There’s a dangerous trend among Christians today, according to one Christian: Podcast sermons are increasingly replacing real pastorship.
“What is dangerous is not listening to podcasts, but thinking that pastoring and shepherding is taking place through this means. There is more to pastoring than the delivery of sermons,” said Trevin Wax, blogger and managing editor of the Gospel Project at Lifeway Christian Resources, to The Christian Post.
Wax expressed his concern this week in a blog post warning of the dangers of podcasts becoming pastors. He addressed the rise of “celebrity pastors” and the many Christians who consider such pastors their most influential shepherd despite only having connected with them through podcast sermons.
Having sermons available through podcasts isn’t necessarily a negative thing, the blogger noted. In fact, Wax said he was thankful for the opportunity to “glean biblical insights from the podcasts available from many popular pastors today.”
But he wants to make this clear to Christians: “A preacher on a podcast is not a pastor.”
A 2007 Barna Group study on evangelicals and technology revealed that digital sermon consumption is popular among Christians. The study found that 38 percent of evangelicals and 31 percent of other born-again Christians had listened to a sermon or church teaching via podcasts. And, at the time of the study, 23 percent of all adults said they downloaded a church podcast in the past week.
Earlier this year, Dr. Russell D. Moore, dean of the School of Theology at Southern Baptist Theological Seminary, said in a discussion on “Faith in America” that when he asks young evangelicals in ministry who has been really influential upon them, they mention “a disembodied voice that they have heard on a podcast.”
“Ten years ago, most people would have given me the name of a local pastor who had mentored them and worked with them,” Moore noted, calling the new trend “a very dangerous thing.”
Sharing those same concerns, Wax highlighted the consequences of letting podcasts become the only means of contact with a pastor.
Wax explained to CP in an email, “What would you think if I said that the most influential pastor in my life was Charles Spurgeon? You'd think it strange to say that he was an influential pastor to me because he has been dead for more than 100 years. Can I benefit from Spurgeon? Yes. Can I be grateful for the gift of technology (books) that makes it possible to glean insight from him? Yes. But to think of him in pastoral terms is woefully inadequate.”

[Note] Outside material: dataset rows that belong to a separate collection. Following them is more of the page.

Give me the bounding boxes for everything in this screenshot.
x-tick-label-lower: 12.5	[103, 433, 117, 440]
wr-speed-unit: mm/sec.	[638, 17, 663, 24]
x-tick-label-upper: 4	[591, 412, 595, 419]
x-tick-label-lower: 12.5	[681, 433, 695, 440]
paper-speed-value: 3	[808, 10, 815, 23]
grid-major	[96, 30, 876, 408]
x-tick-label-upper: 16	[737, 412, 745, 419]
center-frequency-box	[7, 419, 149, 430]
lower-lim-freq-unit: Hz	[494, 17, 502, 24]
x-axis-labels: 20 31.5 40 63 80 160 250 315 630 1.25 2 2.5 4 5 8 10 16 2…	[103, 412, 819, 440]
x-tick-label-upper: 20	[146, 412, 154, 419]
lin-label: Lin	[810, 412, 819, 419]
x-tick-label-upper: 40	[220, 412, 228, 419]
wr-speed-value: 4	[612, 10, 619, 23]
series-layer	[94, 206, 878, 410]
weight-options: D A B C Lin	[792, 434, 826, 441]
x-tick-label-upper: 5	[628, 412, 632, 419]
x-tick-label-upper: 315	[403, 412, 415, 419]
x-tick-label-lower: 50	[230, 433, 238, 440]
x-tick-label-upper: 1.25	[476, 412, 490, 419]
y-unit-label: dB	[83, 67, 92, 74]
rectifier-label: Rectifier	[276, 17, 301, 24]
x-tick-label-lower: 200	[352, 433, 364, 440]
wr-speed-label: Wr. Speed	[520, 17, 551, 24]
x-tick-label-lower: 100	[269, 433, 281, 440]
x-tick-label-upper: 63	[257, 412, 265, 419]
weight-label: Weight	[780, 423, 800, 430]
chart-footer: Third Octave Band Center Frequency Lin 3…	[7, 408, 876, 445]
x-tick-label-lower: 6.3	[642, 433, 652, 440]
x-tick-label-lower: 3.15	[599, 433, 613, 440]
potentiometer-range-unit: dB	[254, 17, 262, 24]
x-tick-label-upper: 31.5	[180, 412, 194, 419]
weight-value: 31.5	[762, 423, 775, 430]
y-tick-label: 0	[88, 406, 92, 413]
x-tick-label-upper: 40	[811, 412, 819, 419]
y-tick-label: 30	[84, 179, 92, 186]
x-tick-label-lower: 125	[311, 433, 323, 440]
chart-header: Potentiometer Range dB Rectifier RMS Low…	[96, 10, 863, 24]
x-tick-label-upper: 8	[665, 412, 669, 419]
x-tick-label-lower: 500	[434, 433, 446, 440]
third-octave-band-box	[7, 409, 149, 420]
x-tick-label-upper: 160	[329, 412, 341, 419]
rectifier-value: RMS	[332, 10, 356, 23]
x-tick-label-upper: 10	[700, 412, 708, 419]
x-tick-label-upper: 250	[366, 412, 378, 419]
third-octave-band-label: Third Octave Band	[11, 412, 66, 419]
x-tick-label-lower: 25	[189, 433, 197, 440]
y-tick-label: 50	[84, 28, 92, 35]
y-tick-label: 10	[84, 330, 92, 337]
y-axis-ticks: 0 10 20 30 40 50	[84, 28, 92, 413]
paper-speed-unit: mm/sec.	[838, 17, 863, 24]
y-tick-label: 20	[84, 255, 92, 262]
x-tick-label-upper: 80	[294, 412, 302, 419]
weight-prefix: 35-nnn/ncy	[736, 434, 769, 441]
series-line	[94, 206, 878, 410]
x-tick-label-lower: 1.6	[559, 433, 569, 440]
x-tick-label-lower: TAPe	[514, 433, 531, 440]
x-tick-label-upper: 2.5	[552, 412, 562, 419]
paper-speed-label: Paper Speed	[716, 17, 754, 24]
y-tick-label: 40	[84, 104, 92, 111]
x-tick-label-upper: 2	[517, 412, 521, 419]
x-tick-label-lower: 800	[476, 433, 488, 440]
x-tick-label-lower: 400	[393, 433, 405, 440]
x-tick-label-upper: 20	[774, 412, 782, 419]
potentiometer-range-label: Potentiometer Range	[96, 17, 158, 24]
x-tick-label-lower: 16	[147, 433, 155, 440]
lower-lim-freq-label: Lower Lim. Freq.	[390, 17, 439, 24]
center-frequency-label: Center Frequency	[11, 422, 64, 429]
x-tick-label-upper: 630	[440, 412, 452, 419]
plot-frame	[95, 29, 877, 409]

Relying on iPod pastors is much like saying Spurgeon “pastored” him, he clarified. “We are to be shepherded by flesh and blood people in community with us in local churches. Podcasting (or reading for that matter) cannot replace hands-on pastoring,” Wax stressed.

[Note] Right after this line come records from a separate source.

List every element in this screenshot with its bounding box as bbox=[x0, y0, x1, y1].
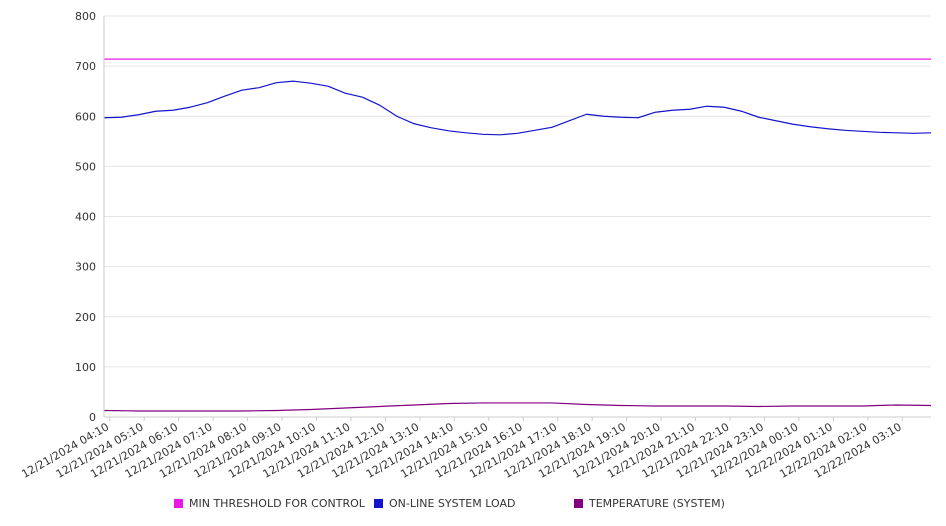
legend-swatch-temperature bbox=[574, 499, 583, 508]
legend-item-system-load[interactable]: ON-LINE SYSTEM LOAD bbox=[374, 497, 515, 510]
legend-item-min-threshold[interactable]: MIN THRESHOLD FOR CONTROL bbox=[174, 497, 365, 510]
y-tick-label: 0 bbox=[89, 411, 96, 424]
y-tick-label: 100 bbox=[75, 361, 96, 374]
y-axis-ticks: 0 100 200 300 400 500 600 700 800 bbox=[75, 10, 96, 424]
legend-swatch-min-threshold bbox=[174, 499, 183, 508]
y-tick-label: 500 bbox=[75, 160, 96, 173]
legend-label-temperature: TEMPERATURE (SYSTEM) bbox=[589, 497, 725, 510]
y-tick-label: 600 bbox=[75, 110, 96, 123]
series-line-system-load bbox=[103, 80, 932, 136]
y-tick-label: 800 bbox=[75, 10, 96, 23]
y-tick-label: 200 bbox=[75, 311, 96, 324]
series-layer bbox=[103, 58, 932, 412]
y-tick-label: 700 bbox=[75, 60, 96, 73]
y-tick-label: 300 bbox=[75, 261, 96, 274]
legend-item-temperature[interactable]: TEMPERATURE (SYSTEM) bbox=[574, 497, 725, 510]
grid-layer bbox=[104, 15, 931, 368]
legend-swatch-system-load bbox=[374, 499, 383, 508]
y-tick-label: 400 bbox=[75, 211, 96, 224]
legend: MIN THRESHOLD FOR CONTROL ON-LINE SYSTEM… bbox=[0, 497, 946, 515]
series-line-temperature bbox=[103, 402, 932, 412]
legend-label-system-load: ON-LINE SYSTEM LOAD bbox=[389, 497, 516, 510]
legend-label-min-threshold: MIN THRESHOLD FOR CONTROL bbox=[189, 497, 365, 510]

Shane Hipps, author of Flickering Pixels: How Technology Shapes Your Faith, elaborated on the idea of technology and the church in an interview with Christianity Today. He said Christians can’t escape or resist technology because it’s everywhere, but they should try to understand it before blindly trusting it.
“Christians are quick to critique it (technology) or adapt it or reject it without understanding it,” he said. “My interest is to have deep discernment, to understand the actual power of these things, and then decide whether or not a technology is useful.”
Wax echoed this when he wrote that it’s not necessarily wrong for a church to adopt technology, but it needs to think through “the ways in which a new technology will change the culture of our church.”
Overall, Wax is not anti-technology, but he told CP that any new technology should be considered in light of the ramifications. The church should consider the consequences our technological advances “will have when it comes to fostering community, upholding the Word, and promoting the Gospel.”